The EPA may be forced to haul the sludge nearly two hours over two mountain passes and through Durango to dump it at the Bondad landfill, about 18 miles south of Durango off U.S. Highway 550.

“Our preference would be to identify options that don’t involve transporting sludge off-site,” Peterson said. “We will continue to coordinate with local officials and agency partners to identify the most appropriate option to manage sludge.”

Fetchenhier agreed the best spot for dumping sludge would be an already affected area in Silverton, but he acknowledged the difficulty in finding a property owner who would be open to the idea.

Still, Fetchenhier, a geologist and former miner, questioned the ultimate benefits of a lime treatment plant. First, the lime has to be mined and then crushed. Then, it has to be hauled 100 miles from Farmington to Silverton. And the cost of the plant is $1 million a year to operate.

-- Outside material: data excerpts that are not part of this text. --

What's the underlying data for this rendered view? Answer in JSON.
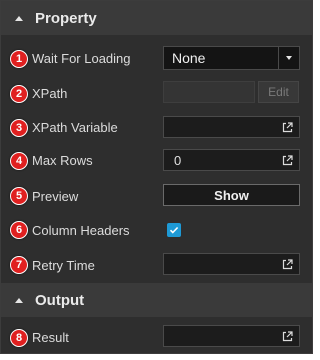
{
  "colors": {
    "panel_bg": "#2e2e2e",
    "header_bg": "#3a3a3a",
    "field_bg": "#1c1c1c",
    "badge_red": "#e02020",
    "checkbox_blue": "#1e9ad6"
  },
  "sections": {
    "property": {
      "title": "Property"
    },
    "output": {
      "title": "Output"
    }
  },
  "fields": {
    "wait_for_loading": {
      "badge": "1",
      "label": "Wait For Loading",
      "value": "None"
    },
    "xpath": {
      "badge": "2",
      "label": "XPath",
      "value": "",
      "edit_label": "Edit"
    },
    "xpath_variable": {
      "badge": "3",
      "label": "XPath Variable",
      "value": "",
      "icon": "external-link-icon"
    },
    "max_rows": {
      "badge": "4",
      "label": "Max Rows",
      "value": "0",
      "icon": "external-link-icon"
    },
    "preview": {
      "badge": "5",
      "label": "Preview",
      "button_label": "Show"
    },
    "column_headers": {
      "badge": "6",
      "label": "Column Headers",
      "checked": true
    },
    "retry_time": {
      "badge": "7",
      "label": "Retry Time",
      "value": "",
      "icon": "external-link-icon"
    },
    "result": {
      "badge": "8",
      "label": "Result",
      "value": "",
      "icon": "external-link-icon"
    }
  }
}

Committing to hauling the sludge to a landfill nearly two hours away, and the fees associated with the landfill, is likely to significantly increase the cost of treatment. It also has an environmental impact, Fetchenhier said.

“You’re not winning,” he said. “The carbon footprint and landfill issue is huge. That’s why it needs to stay here.”

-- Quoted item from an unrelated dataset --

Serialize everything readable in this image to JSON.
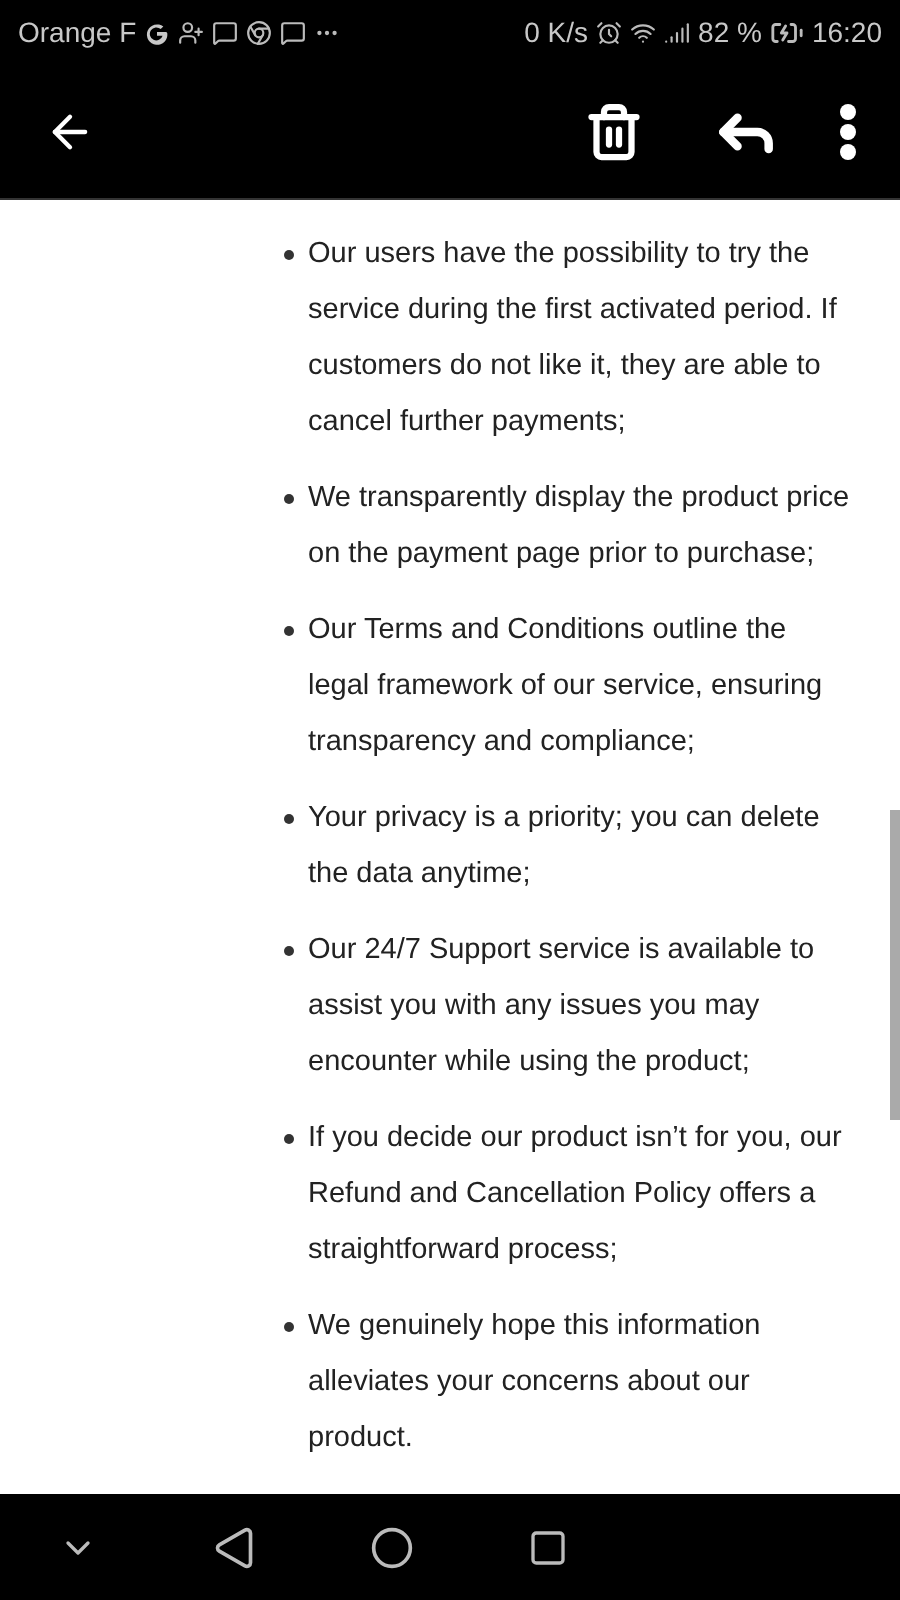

The EPA hasn’t made a final decision either way, and it didn’t have specifics about the cost or number of truckloads it would take to transport the waste to the Bondad landfill.

Pete Maisel, a former Silverton Town Trustee who is part of the Silverton/San Juan County Planning Group for the Bonita Peak Mining District Superfund site, questioned why the EPA hasn’t found a suitable place for the sludge.

“It’s been three years, and they still can’t find a repository,” Maisel said.

One suggestion has been to change the chemistry of the sludge and put it back in the mine workings. That process hasn’t been proven as viable, said Peter Butler with the Animas River Stakeholders Group.

“If you change the chemistry of the sludge, then it could come in contact with water and be OK,” Butler said. “But I don’t think people are confident they’re ready to try that process yet.”

Since the water treatment plant went into operation, some have called for the EPA to treat discharges out of the Mogul and Red & Bonita mines, as well as the American Tunnel. The EPA has previously said it is evaluating its options for long-term cleanup solutions in the mining district.